Opinions

Anarchy is no joke!

Apr 05, 2017 Alex Thomas

We all got some chuckles from last week’s The Anarchy. I’m a fan of the annual satirical issue of our beloved paper, but I could definitely get behind a name change. I think that calling a satirical paper The Anarchy belittles some super-relevant political ideas. It also helps to entrench a centuries-old smear campaign that has helped frame anarchism as baloney. Chances are you’ve heard a thing or two about who anarchists are and what they think. Chances are almost everything you have heard is nonsense. Many people seem to think that anarchy is about chaos, violence and disorder. In reality, nothing could be farther from the truth.

Anarchists simply believe that humans are capable of behaving reasonably without being forced. We believe that when allowed, people are perfectly capable of organizing their own communities without needing to be told how, and that when people are shitty to each other, it’s usually the result of the hierarchical and oppressive structures that are imposed on us and the inequalities that result.

Instead of seeing the government as necessary for governing everyday life and ensuring society runs fairly, anarchists understand the state – regardless of who is in power – as unnecessary and harmful.
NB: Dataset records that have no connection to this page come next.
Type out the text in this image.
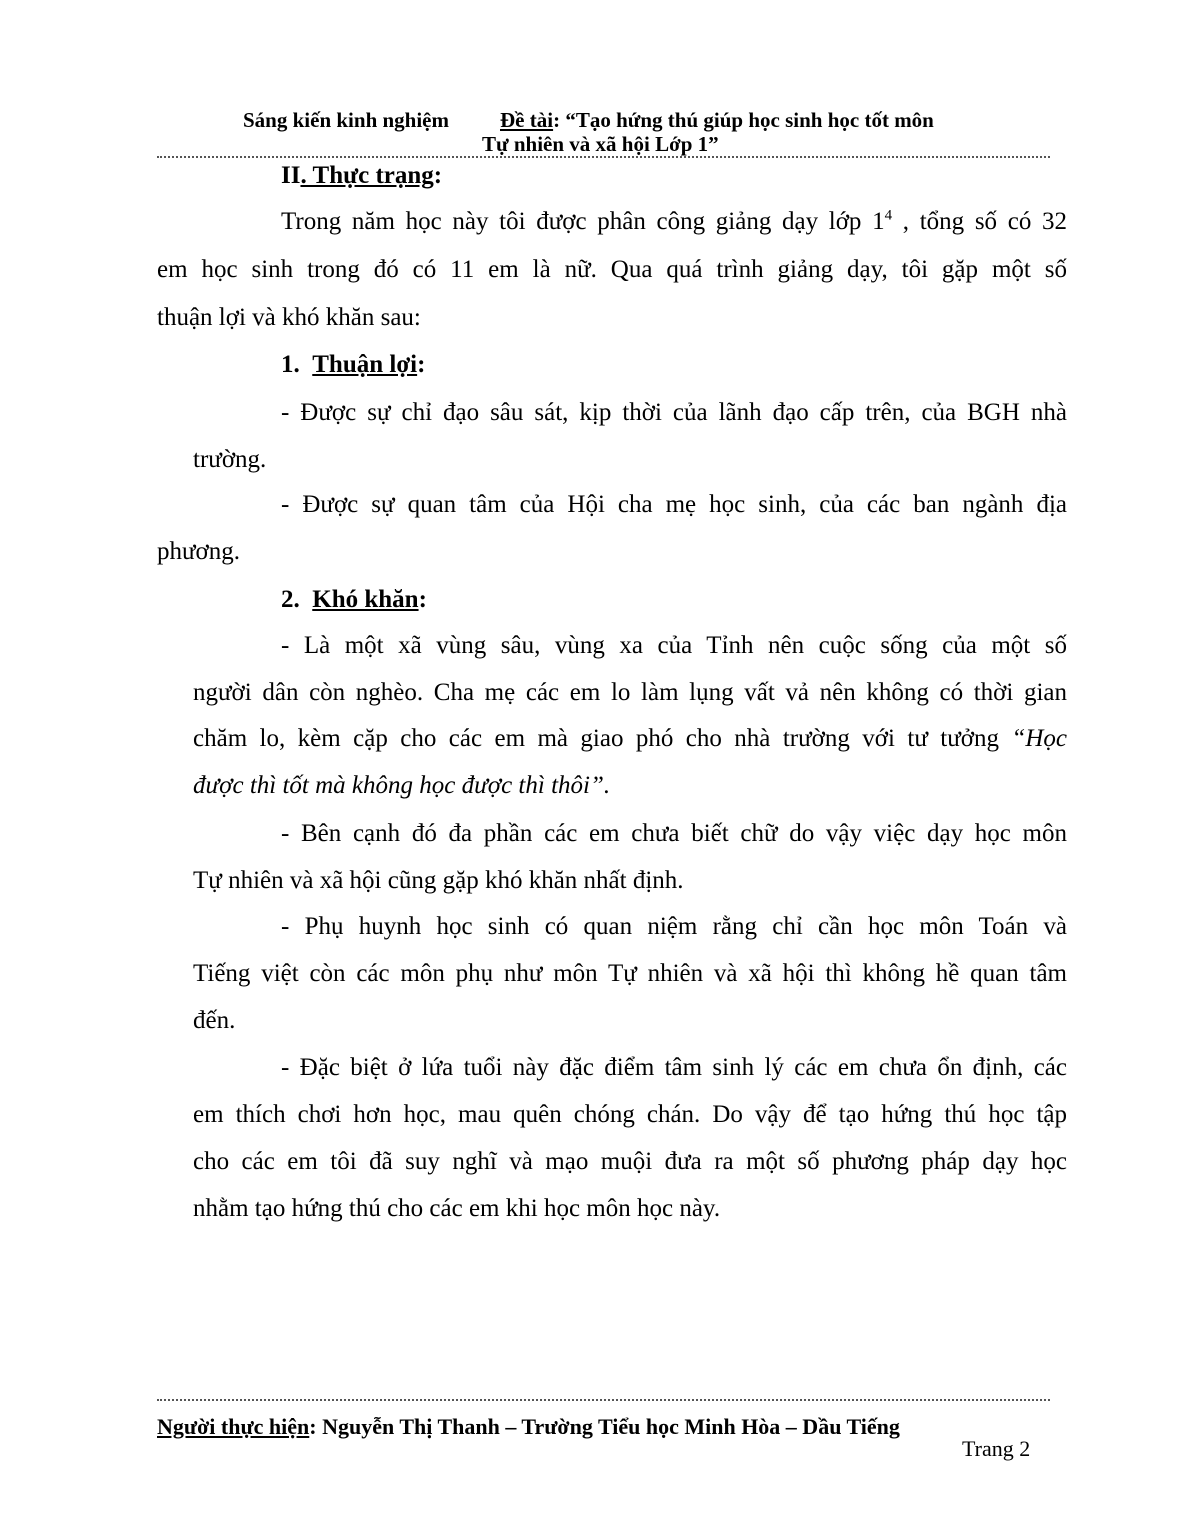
Sáng kiến kinh nghiệm Đề tài: “Tạo hứng thú giúp học sinh học tốt môn
Tự nhiên và xã hội Lớp 1”
II. Thực trạng:
Trong năm học này tôi được phân công giảng dạy lớp $1^4$ , tổng số có 32
em học sinh trong đó có 11 em là nữ. Qua quá trình giảng dạy, tôi gặp một số
thuận lợi và khó khăn sau:
1. Thuận lợi:
- Được sự chỉ đạo sâu sát, kịp thời của lãnh đạo cấp trên, của BGH nhà
trường.
- Được sự quan tâm của Hội cha mẹ học sinh, của các ban ngành địa
phương.
2. Khó khăn:
- Là một xã vùng sâu, vùng xa của Tỉnh nên cuộc sống của một số
người dân còn nghèo. Cha mẹ các em lo làm lụng vất vả nên không có thời gian
chăm lo, kèm cặp cho các em mà giao phó cho nhà trường với tư tưởng “Học
được thì tốt mà không học được thì thôi”.
- Bên cạnh đó đa phần các em chưa biết chữ do vậy việc dạy học môn
Tự nhiên và xã hội cũng gặp khó khăn nhất định.
- Phụ huynh học sinh có quan niệm rằng chỉ cần học môn Toán và
Tiếng việt còn các môn phụ như môn Tự nhiên và xã hội thì không hề quan tâm
đến.
- Đặc biệt ở lứa tuổi này đặc điểm tâm sinh lý các em chưa ổn định, các
em thích chơi hơn học, mau quên chóng chán. Do vậy để tạo hứng thú học tập
cho các em tôi đã suy nghĩ và mạo muội đưa ra một số phương pháp dạy học
nhằm tạo hứng thú cho các em khi học môn học này.
Người thực hiện: Nguyễn Thị Thanh – Trường Tiểu học Minh Hòa – Dầu Tiếng
Trang 2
The main function of the state is to guarantee the existing social structure of society. Though we are told we live in a democracy, it is well established that government policy is shaped more by corporate agendas than everyday people. Look at the current scandal surrounding Bombardier, which is proposing massive executive bonuses in a year that the company received over $1 billion in bailouts and spun its wheels financially. Look at the degree to which the Irvings shape policy and regulation in one of the poorest provinces in Canada. You’ll find this shit in every “democratic” state anywhere, ever. This is because power corrupts.
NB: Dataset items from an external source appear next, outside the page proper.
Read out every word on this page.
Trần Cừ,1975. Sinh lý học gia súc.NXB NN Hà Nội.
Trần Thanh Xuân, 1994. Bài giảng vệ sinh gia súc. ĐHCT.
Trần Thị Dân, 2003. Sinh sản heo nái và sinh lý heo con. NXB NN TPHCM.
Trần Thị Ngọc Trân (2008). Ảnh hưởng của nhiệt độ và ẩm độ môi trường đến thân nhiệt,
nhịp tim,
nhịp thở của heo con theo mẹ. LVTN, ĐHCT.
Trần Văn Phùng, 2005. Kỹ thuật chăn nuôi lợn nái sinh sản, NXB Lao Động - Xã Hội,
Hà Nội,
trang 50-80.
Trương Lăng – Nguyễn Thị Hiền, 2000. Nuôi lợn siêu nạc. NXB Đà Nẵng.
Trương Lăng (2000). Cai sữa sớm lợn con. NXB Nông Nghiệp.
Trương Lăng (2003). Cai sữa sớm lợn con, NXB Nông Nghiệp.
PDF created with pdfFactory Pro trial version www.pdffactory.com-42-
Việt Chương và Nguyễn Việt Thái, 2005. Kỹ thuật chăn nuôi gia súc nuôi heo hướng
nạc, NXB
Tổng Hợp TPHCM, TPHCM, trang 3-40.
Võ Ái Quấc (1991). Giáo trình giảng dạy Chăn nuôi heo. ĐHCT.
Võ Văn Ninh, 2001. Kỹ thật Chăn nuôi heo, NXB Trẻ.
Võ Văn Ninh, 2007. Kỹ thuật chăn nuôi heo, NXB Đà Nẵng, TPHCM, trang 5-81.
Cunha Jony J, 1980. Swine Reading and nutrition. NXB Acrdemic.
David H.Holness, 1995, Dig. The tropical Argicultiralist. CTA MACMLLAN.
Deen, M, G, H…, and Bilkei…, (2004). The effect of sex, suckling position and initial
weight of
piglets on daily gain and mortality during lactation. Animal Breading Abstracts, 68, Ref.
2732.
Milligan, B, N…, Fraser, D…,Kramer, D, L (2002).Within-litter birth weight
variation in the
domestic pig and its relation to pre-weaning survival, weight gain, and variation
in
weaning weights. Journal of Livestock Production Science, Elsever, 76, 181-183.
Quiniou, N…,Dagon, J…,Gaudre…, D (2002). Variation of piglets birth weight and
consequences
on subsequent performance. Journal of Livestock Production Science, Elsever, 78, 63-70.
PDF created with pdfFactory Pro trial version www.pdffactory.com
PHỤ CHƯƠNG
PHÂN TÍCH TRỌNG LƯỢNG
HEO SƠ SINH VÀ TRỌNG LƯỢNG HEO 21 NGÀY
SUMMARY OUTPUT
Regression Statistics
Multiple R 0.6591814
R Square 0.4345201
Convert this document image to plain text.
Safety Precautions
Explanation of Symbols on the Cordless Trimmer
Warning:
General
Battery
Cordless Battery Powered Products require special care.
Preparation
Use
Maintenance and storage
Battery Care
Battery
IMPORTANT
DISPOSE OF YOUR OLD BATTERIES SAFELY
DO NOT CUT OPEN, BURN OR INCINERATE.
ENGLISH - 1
Anarchists think that organizing society so that the everyday lives of millions are largely determined by a handful of people is totally ridiculous. Instead, we seek to invest power directly and democratically in the hands of the people, putting decision-making power at the most local levels. I ain’t gonna get all bogged down in theory here, but a lot of these ideas are just about having the courage to take the simple principles of common decency that we all live by and following them through to their logical conclusions. Every time you treat another human with consideration and respect, you are being an anarchist. Every time you work out your differences with others by coming to reasonable compromise, listening to what everyone has to say rather than letting one person decide for everyone else, you are being an anarchist. Every time you have the opportunity to force someone to do something, but decide to appeal to their sense of reason or justice instead, you are being an anarchist.
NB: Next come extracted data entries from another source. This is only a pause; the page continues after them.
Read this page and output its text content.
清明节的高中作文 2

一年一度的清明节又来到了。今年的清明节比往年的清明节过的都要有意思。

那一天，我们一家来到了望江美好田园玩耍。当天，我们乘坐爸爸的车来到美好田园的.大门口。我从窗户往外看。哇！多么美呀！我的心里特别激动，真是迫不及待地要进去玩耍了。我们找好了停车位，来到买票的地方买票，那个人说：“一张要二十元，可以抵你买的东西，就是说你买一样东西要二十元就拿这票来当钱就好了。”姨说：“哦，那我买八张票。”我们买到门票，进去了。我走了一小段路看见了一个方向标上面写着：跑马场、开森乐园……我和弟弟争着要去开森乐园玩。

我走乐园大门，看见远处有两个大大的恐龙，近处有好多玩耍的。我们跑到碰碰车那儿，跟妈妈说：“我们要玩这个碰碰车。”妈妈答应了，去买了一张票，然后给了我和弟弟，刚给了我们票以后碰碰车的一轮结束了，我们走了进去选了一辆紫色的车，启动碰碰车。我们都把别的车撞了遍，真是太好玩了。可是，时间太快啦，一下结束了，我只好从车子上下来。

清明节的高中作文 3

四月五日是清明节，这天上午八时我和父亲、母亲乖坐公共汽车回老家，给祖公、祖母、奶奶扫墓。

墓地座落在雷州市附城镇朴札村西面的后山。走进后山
With capitalism in a profound state of crisis and transition, anarchists’ alternative political visions and consistent critiques of power are capturing the attention of disillusioned people all over the world. Instead of waiting every four years for the “privilege” to elect our rulers, anarchists push for collective direct action and urge us to take our lives into our own hands. The Trump administration has made crystal clear the inadequacy of limiting our activism to the legal parameters set by increasingly oppressive governments. Mount Allison’s administration has proven time and time again its utter disregard toward the moral appeals from its stakeholders as seen right now with the divestment debacle. I commend students who have refused to accept the administration’s refusal to act on climate change by occupying university space and administrative offices to demand divestment. You understand the urgency we face, and that the absurdity of this kind of inaction threatens life on this planet. Please also understand that it is only through the continuation of these kinds of bold collective actions that we will see the changes we so desperately need! (Oh and, with respect, I’ll add: you shouldn’t have to apologize for chanting “SHAME!” at Robbie Campbell. It’s fucking shameful and we need to name names).

I really don’t care to turn everyone into self-professed anarchists here. But please, think about taking your fate and the collective fate of your communities into your own hands – even in small ways. We cannot wait around for those in power to listen to our appeals. We cannot rely on measly reform after measly reform to deliver the change we need.